Marjoulet, député-maire, radical-socialiste bon teint, collé à son terroir, cinquante-trois ans de mandat derrière lui, avait eu du mal à accepter de laisser son fauteuil. La réconciliation spectaculaire de Pierrin avec l’aile catholique l’avait enfin convaincu d’en faire son successeur, malgré sa carte au Parti démocrate populaire. Depuis ses débuts dans les associations d’anciens combattants, il naviguait dans cette frange du centre gauche, proche de ses idées sociales, tradition familiale oblige, tout en refusant le socialisme et le communisme. Séduit d’abord par le Faisceau, qui défendait l’ordre, le nationalisme, il avait poursuivi avec le Parti républicain syndicaliste. Cependant, il se présentait toujours comme non inscrit pour son poste de conseiller général, auquel il était reconduit sans coup férir à chaque échéance. « Plus de justice, plus de protection, plus de paix surtout, mais dans le respect de la République » constituait son mantra.

Mathilde avait participé aux dernières réunions, émerveillée par la facilité de parole de son père, son charme qui opérait, même sur ce public favorable. Elle le regardait : il émanait de ce tribun une aura qu’elle admirait. Le pari de Pierrin avait réussi. Le 3 mai 1936, il est élu député. Il n’aura pas l’occasion d’entrer au Palais Bourbon : une crise cardiaque le foudroie à l’aube de la quarantaine, deux semaines plus tard.

L’enterrement est un déchirement pour Mathilde. Elle n’a connu son père que ses dernières, et trop brèves, semaines. Que de temps irrémédiablement perdu ! La cérémonie est menée par Jules, félicité par tous les notables présents en ce jour douloureux. Entouré de mignons, il ignore superbement sa sœur et son frère. Georges est revenu de Toulouse en catastrophe. Il ne s’explique pas l’affliction de sa cadette pour ce père lointain. Elle avait gardé pour elle leur rapprochement, ne retrouvant plus dans Georges son complice d’enfance. Mathilde a un tel besoin de consolation, un tel besoin de remplacer cette relation qui vient de se dissiper, qu’elle rapporte à son frère son étrange expérience. Leur père, cet inconnu, était un homme bien ; il avait enduré de terribles choses ; il s’intéressait vraiment à eux, au moins à eux deux. Georges est étonné. Cet homme se révélait donc un peu attaché à ses enfants ? Pour la première fois, elle tente un geste de tendresse envers ce frère bien aimé. Georges se laisse aller dans les bras de sa sœur, se forçant à retenir des larmes qui dévoileraient sa faiblesse.

Mathilde veut profiter de ce moment pour s’ouvrir des secrets de famille, poids insupportable pour sa conscience. À peine commence-t-elle à parler de l’asile que Georges se bloque. Elle invente une explication. Il part dans des singeries, incapable de formuler son aversion pour tout cela. Mathilde comprend qu’elle ne pourra jamais tout partager avec Georges, que leur lien demeurera incomplet pour toujours et qu’elle est désormais la seule à porter ce carcan.

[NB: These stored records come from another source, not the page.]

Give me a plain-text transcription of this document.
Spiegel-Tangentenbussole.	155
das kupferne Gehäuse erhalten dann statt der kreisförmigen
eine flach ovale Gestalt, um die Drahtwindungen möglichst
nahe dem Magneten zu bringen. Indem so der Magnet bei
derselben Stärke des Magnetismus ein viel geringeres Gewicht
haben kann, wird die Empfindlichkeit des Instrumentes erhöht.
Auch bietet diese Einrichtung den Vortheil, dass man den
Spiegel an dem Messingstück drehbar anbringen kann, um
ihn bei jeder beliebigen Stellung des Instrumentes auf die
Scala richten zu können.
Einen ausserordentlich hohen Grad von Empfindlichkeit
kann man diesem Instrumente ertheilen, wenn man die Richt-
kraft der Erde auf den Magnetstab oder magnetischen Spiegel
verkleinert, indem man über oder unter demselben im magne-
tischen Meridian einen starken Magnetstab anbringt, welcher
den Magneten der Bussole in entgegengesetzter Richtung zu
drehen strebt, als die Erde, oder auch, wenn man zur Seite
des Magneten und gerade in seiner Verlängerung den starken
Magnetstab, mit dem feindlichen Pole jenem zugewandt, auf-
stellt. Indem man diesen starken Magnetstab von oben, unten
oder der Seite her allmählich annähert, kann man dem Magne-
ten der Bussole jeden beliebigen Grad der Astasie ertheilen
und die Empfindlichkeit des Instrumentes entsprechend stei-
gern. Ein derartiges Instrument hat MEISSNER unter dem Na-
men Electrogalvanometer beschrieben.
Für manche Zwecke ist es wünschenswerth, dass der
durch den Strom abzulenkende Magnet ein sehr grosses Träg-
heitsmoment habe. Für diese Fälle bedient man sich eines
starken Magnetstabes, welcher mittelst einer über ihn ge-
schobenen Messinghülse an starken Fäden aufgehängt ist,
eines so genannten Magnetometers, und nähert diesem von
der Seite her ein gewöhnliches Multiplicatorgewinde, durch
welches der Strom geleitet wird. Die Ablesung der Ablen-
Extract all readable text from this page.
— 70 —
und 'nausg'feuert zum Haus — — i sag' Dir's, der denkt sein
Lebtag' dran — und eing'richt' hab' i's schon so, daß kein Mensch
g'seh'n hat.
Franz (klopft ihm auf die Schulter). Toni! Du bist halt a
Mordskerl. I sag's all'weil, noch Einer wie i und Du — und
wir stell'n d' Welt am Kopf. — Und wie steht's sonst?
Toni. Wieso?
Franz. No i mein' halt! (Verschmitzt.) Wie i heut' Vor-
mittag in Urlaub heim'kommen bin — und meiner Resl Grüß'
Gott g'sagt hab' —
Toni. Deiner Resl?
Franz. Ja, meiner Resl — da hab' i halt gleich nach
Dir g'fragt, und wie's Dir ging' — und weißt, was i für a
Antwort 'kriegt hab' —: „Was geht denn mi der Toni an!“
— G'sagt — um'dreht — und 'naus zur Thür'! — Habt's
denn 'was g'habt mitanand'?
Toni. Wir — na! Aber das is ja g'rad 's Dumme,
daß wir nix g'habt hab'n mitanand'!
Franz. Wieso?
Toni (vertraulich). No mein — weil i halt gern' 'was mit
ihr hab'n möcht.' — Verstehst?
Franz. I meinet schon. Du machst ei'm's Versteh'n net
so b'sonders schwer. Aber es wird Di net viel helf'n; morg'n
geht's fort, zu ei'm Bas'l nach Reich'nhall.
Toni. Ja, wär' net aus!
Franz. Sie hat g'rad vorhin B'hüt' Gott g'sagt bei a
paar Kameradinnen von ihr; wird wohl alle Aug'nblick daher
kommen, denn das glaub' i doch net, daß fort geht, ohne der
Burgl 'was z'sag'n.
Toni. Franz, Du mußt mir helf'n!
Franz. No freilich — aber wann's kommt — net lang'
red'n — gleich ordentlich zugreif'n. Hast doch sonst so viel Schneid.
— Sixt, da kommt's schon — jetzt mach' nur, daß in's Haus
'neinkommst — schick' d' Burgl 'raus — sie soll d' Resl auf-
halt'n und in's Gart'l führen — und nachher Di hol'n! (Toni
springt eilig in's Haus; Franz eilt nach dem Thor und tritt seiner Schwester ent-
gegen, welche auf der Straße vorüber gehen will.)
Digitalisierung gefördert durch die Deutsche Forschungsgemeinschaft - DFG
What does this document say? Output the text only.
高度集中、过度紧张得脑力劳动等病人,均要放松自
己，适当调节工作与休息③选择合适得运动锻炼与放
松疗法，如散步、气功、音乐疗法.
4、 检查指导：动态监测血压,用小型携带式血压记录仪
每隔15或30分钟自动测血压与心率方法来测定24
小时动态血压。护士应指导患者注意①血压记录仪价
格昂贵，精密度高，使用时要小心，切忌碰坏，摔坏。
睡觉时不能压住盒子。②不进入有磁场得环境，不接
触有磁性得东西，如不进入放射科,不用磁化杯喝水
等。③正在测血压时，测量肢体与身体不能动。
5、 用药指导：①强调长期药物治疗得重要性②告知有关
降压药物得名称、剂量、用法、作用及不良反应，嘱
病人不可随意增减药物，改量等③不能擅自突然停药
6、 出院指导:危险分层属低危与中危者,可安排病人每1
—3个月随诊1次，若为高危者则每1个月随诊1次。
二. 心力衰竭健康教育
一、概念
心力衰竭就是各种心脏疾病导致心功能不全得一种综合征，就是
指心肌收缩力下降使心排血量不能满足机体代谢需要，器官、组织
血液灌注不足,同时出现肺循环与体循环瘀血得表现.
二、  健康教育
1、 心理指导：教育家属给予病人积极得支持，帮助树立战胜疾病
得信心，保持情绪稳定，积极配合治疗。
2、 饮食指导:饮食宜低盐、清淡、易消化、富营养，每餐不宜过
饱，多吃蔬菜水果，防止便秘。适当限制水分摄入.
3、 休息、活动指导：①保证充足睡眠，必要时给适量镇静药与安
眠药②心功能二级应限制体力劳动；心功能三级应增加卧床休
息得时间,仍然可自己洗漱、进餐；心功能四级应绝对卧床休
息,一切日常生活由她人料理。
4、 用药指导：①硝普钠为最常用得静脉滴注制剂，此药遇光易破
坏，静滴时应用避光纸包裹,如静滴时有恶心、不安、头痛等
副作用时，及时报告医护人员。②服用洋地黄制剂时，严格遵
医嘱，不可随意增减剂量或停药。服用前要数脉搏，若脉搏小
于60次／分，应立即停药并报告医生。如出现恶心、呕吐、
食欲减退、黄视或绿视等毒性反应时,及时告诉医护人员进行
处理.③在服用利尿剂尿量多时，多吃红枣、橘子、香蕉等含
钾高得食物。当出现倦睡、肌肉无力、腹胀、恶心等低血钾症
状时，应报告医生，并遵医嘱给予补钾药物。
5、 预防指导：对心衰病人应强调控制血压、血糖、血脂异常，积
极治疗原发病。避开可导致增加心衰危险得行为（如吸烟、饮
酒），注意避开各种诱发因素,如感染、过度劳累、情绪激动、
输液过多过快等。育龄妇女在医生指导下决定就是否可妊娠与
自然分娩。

Georges repart vite à Toulouse retrouver l’insouciance de sa vie étudiante. Mathilde reste seule. Aucun de ses frères n’existe plus vraiment pour elle. Elle a vingt-et-un ans. Elle doit partager la maison avec Henriette, dans une ignorance réciproque et hostile. Henriette tortore du bout des lèvres à la cuisine, Mathilde dans la salle à manger, chacune dans sa solitude. Marie, la petite bonne, navigue de l’une à l’autre, trainant ses savates et marmonnant son incompréhension de cette acrimonie couvée.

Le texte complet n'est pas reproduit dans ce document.